В. В. Тимофеева (О. Починковская)
Один раз я решилась поднять на него глаза, но, встретив неподвижный, тяжелый, точно неприязненный взгляд, невольно потупилась и уже старалась на него не смотреть. (...)
Это был очень бледный – землистой, болезненной бледностью – немолодой, очень усталый или больной человек, с мрачным, изнуренным лицом, покрытым, как сеткой, какими-то необыкновенно выразительными тенями от напряженно сдержанного движения мускулов. Как будто каждый мускул на этом лице с впалыми щеками и широким и возвышенным лбом одухотворен был чувством и мыслью. И эти чувства и мысли неудержимо просились наружу, но их не пускала железная воля этого тщедушного и плотного в то же время, с широкими плечами, тихого и угрюмого человека. Он был весь точно замкнут на ключ - никаких движений, ни одного жеста, - только тонкие, бескровные губы нервно подергивались, когда он говорил. А общее впечатление с первого взгляда почему-то напомнило мне солдат - из "разжалованных", - каких мне не раз случалось видать в моем детстве, - вообще напомнило тюрьму и больницу и разные "ужасы" из времен "крепостного права"... И уже одно это напоминание до глубины взволновало мне душу...

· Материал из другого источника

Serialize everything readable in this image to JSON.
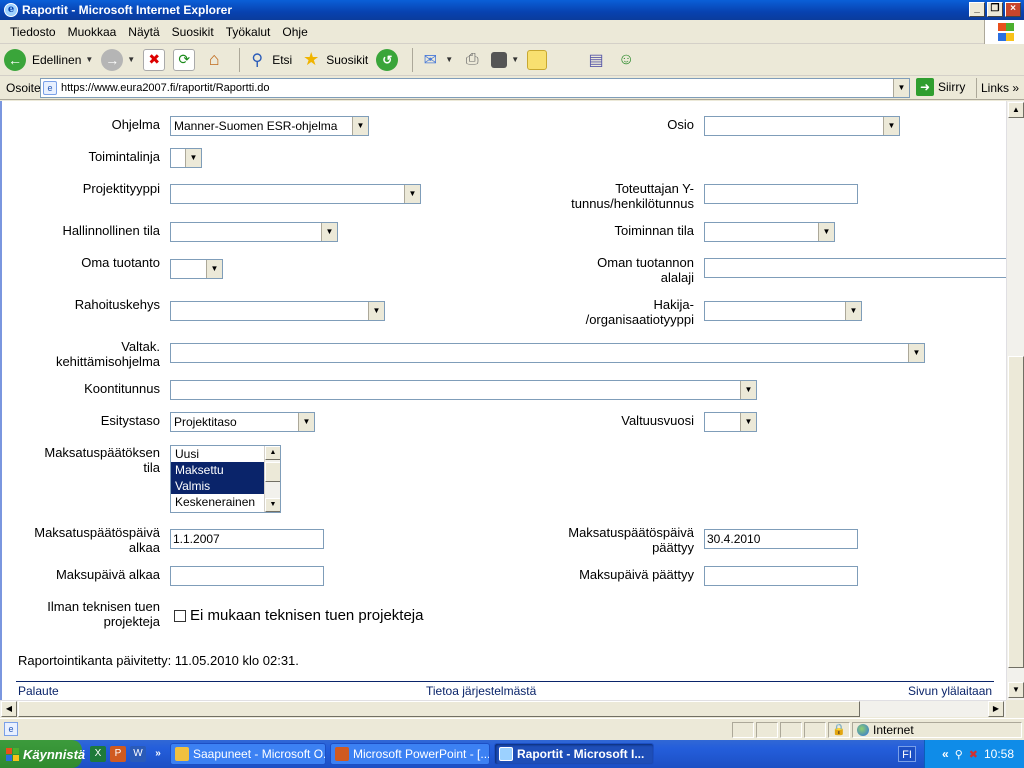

Но ведь тот же Достоевский так волшебно и сладостно расширял нам сердце и мысли!.. И кто знает, думалось мне теперь, под впечатлением первой встречи с знаменитым писателем, может быть, именно он вывел нас всех из нормы и до того пронизал нам душу любовною жалостью, состраданием ко всему страдающему, что нам сделалось тесно в семье, и все больное, забитое и приниженное стало нам близко и родственно, как свое! (…)
Да и все в нем в тот день мне казалось безжизненным: вялые, точно через силу движения, беззвучный голос, потухшие глаза, устремленные на меня двумя неподвижными точками.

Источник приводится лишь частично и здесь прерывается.